You can easily enter simple examples, like the ones from this article, in an editor such as Nano. However, if you are working on more complex projects, you will want a more powerful editor to make your life easier.
Several possible ways to upload files to the Raspberry Pi are at your disposal. I mounted the Raspberry Pi over SSH in the Ubuntu file manager. This simple approach usually works fine on a LAN. With more complex projects it doesn’t make much sense to build all the files manually. Even the old-fashioned make
will save you time and overhead.
Before you start to implement a function, always have a look at the list of syscalls. In many cases you will find something suitable.
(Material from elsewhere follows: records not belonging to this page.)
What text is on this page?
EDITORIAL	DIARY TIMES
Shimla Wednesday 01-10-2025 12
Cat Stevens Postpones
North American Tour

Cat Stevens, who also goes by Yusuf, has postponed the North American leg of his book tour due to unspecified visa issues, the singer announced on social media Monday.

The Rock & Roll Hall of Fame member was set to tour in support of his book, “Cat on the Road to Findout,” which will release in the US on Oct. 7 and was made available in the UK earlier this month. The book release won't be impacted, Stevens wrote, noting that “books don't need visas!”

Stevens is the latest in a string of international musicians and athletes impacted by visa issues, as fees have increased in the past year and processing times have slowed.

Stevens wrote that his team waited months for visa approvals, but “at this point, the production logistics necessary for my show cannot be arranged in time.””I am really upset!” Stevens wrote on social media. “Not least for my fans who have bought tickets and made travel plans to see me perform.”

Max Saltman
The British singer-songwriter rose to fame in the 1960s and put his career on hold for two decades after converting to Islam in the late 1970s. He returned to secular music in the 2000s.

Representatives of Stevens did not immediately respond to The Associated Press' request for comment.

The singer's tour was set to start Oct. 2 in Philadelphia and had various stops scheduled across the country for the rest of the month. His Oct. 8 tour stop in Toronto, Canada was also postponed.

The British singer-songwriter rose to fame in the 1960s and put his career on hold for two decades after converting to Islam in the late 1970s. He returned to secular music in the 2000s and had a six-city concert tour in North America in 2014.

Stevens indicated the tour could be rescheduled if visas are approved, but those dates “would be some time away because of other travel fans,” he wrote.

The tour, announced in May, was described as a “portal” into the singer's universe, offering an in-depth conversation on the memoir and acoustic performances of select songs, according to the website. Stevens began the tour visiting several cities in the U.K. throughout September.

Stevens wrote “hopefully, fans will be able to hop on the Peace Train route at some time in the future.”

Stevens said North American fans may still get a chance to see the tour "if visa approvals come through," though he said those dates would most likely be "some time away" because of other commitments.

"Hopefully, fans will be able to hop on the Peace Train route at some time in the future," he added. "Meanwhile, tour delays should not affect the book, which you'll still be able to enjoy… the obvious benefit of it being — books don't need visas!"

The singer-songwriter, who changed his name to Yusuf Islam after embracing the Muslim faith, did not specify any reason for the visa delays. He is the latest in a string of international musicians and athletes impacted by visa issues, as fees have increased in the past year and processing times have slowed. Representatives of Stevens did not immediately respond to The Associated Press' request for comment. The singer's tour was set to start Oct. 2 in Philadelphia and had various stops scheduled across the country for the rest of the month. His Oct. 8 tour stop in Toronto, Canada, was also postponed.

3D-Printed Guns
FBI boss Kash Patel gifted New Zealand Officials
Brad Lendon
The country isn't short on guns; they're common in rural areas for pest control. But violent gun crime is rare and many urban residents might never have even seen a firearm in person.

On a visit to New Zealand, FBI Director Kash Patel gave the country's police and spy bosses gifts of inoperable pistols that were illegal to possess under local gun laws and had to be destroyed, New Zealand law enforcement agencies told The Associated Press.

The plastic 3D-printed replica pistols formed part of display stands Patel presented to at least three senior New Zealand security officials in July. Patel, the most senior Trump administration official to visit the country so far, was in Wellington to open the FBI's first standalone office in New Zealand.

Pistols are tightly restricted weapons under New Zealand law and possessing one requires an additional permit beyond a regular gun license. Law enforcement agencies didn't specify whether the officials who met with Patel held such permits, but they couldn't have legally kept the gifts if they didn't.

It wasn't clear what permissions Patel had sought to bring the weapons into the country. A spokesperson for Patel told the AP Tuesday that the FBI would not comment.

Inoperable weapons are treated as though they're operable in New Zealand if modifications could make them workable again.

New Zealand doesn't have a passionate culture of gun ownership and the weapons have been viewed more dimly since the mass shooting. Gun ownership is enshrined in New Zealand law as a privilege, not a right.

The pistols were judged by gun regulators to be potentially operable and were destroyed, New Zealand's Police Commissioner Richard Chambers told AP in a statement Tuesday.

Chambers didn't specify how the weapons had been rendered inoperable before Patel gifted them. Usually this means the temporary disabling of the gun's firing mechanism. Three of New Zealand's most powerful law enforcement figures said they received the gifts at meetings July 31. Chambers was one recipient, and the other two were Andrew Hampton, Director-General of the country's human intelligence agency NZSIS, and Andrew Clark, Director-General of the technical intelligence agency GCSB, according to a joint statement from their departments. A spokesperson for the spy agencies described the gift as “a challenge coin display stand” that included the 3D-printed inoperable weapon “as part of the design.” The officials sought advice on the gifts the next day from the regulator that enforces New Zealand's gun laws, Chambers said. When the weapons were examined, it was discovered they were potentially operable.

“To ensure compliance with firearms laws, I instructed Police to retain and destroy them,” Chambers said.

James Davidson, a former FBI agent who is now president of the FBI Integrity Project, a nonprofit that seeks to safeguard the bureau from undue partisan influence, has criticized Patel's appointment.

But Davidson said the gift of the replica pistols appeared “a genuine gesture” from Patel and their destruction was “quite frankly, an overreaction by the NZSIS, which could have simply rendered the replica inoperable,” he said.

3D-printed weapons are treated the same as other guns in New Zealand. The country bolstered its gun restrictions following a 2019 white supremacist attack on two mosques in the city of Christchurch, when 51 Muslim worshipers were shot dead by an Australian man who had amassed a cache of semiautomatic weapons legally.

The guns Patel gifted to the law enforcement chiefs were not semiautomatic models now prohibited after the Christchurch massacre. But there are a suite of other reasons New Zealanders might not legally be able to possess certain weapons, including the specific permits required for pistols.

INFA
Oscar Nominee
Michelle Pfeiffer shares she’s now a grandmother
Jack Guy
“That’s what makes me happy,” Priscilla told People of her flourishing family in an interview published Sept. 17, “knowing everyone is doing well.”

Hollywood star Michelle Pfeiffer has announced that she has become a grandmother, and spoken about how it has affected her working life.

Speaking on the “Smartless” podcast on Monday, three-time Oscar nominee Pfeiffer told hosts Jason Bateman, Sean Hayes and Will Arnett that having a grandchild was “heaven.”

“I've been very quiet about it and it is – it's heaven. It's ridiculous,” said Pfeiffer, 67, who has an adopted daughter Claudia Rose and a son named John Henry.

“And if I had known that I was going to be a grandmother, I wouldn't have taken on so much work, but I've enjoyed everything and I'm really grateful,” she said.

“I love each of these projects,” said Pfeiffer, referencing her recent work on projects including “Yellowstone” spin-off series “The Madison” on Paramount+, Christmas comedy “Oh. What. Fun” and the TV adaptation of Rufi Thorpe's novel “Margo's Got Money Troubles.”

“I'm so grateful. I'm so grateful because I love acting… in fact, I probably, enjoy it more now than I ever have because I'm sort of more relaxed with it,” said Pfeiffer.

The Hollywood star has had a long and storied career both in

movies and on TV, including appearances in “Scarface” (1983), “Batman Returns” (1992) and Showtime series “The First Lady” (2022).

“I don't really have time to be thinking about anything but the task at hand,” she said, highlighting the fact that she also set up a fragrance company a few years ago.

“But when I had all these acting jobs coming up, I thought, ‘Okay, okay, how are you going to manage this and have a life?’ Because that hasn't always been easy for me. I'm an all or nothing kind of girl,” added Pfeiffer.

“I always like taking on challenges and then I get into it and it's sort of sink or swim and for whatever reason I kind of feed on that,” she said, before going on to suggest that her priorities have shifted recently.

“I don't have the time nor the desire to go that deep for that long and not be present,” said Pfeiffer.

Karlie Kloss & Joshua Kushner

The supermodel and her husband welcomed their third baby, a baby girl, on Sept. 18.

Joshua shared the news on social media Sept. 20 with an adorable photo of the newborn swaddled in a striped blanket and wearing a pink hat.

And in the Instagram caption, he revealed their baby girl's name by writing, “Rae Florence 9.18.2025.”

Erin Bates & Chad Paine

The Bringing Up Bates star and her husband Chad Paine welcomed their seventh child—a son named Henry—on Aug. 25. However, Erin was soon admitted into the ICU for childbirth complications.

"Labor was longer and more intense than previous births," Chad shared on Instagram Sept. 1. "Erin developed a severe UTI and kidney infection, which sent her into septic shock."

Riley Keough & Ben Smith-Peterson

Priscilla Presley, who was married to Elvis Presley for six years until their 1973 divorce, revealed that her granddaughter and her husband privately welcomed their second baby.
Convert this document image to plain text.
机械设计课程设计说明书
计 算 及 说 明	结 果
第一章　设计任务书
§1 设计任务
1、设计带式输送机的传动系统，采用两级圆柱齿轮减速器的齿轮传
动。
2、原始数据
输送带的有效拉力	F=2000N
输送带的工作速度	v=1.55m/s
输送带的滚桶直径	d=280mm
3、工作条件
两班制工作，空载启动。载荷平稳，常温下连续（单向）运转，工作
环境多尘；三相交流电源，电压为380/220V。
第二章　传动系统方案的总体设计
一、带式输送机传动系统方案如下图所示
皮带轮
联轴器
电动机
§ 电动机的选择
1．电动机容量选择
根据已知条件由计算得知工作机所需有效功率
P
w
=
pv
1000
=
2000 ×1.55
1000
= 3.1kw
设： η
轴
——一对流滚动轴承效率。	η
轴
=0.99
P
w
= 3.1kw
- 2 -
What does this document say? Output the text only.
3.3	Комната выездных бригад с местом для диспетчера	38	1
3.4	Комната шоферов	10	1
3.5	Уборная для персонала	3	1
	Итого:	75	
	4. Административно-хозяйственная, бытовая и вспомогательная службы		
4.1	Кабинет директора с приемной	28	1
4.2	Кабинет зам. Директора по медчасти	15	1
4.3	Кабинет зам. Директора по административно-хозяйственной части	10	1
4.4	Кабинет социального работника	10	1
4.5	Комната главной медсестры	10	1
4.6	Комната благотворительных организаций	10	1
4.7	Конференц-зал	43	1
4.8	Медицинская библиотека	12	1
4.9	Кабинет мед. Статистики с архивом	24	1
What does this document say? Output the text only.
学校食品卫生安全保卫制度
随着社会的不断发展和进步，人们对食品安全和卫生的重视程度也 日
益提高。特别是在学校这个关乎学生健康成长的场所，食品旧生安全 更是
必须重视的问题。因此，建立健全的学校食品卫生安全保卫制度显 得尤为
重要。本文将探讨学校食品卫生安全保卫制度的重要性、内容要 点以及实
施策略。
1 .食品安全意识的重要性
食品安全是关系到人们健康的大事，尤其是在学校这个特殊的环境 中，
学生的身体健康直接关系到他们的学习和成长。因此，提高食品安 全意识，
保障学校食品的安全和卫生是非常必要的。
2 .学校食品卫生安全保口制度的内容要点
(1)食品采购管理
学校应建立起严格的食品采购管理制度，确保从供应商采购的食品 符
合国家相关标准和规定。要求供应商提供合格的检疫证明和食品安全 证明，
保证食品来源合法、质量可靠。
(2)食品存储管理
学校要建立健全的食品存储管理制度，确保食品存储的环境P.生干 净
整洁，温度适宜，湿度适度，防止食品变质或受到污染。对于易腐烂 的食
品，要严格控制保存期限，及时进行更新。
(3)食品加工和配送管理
When using syscalls, you can assume that they do not contain any errors, which is worth its weight in gold, especially in assembler programming.
Conclusions
In this article I was only able to scratch the surface of assembler programming, and many details remain open. Getting started with this programming language is not difficult, and the individual commands are not complicated. Once you have looked into the CPU architecture, the meaning of assembler code is fairly easy to understand.
The tricky part begins as soon as you start using assembler to solve problems that are typically tackled in high-level languages. Even a small program will quickly grow to a few hundred commands. The advantages are the minimal code footprint and maximum execution speed, if programmed correctly.